Hence the exposure of brutality by state officials does not lead to support for victims. It took Dr Yousuf Murad Baloch over 12 years to go public with the torture he was subjected to when he went missing, chronicled by the Balochistan Times, but it did not create even a ripple. It’s not surprising then that most ‘re-appeared’ remain silent unless they are able to leave the country.
Forced disappearances were systemically introduced in the Musharraf years but impunity in Pakistan is still not institutionalised like in other countries through formal civil-military pacts, executive pardons, amnesties or laws. Baltasar Garzon, the jurist who issued an arrest warrant for Chile’s Gen Pinochet declared, “Impunity as absence of justice, is the second of two assaults on the law and the dignity of victims, second only to the original crime itself … far from being transient, it endures until subsequent governments or judges repeal it.”
Spain tried ignoring what happened under a military regime through a wilful amnesia it called the ‘Pact of Forgetting’. It ended up, 70 years after Gen Franco’s dictatorship was imposed and almost four decades after it was over, realising that strengthening its democracy was possible only if it recognised the persecution, violence and suffering inflicted, and passed the Historical Memory Law to rectify it.
Impunity casts a dark shadow over important positive steps that state security agencies have taken against terrorism in Pakistan, and emboldens some within to take actions that may not have institutional approval. Countries transitioning from authoritarian to democratic regimes have used a range of actions, from truth commissions and criminal prosecutions to creating memorials, reparations and reform of institutions.
Nawaz Sharif tried it, by attempting to put Gen Musharraf on trial for treason for subverting the Constitution. But going by the severe backlash and the army’s institutional recoil, the push was probably too soon, given that stakeholders were still strategically entrenched. The ruling party also could not push through anti-graft laws that covered the military and judiciary.
The PPP had a better idea of symbolically focusing on Gen Zia’s dictatorship through the retrial of Zulfikar Ali Bhutto, since there’s now general consensus that the regime was a disaster, and its main players are no longer around, lessening the degree of resistance. I’m tempted to write they lost the plot, but they didn’t have one to begin with. That it was just a populist bid and not seriously thought through was clear by their negligent, idiotic handling of the case, by their not planning to bring in testimonies of the MRD resistance, and squandering a historic opportunity by not legislating to declassify the sealed military archives of the Zia era.
If we aren’t yet ready to account for what happened in FC forts in the ‘war on terror’, we can start with what happened in Lahore Fort, Machh, Baldia camp and Kot Lakhpat during Zia’s regime. Ignoring these doesn’t make their history go away. Centuries back, the Roman Senate tried to expunge history through ‘damnatio memoriae’ — condemnation of memory — in which every statue, coin, plaque, document and reference to emperors was wiped out, to make it seem like the event or person never existed.

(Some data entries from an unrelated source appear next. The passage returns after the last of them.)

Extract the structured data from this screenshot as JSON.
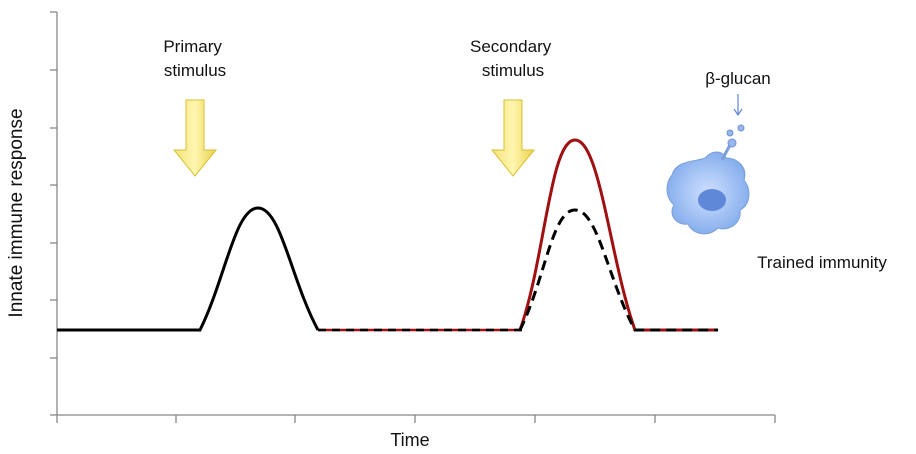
{
  "axes": {
    "y_label": "Innate immune response",
    "x_label": "Time"
  },
  "annotations": {
    "primary": [
      "Primary",
      "stimulus"
    ],
    "secondary": [
      "Secondary",
      "stimulus"
    ],
    "agent": "β-glucan",
    "outcome": "Trained immunity"
  }
}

That we know they tried this is proof it didn’t work.
For democracy, impunity must be dismantled and every politician with any understanding of politics knows this. The challenge is to do so without derailing democratic progress. It requires walking on a tightrope that’s a patchwork of jugulars. Every misstep will draw blood but there’s no choice. It will not dissipate on its own. An Arabic proverb this time: trust in God, but tie your camel.
The writer is a researcher and consultant in the social sector.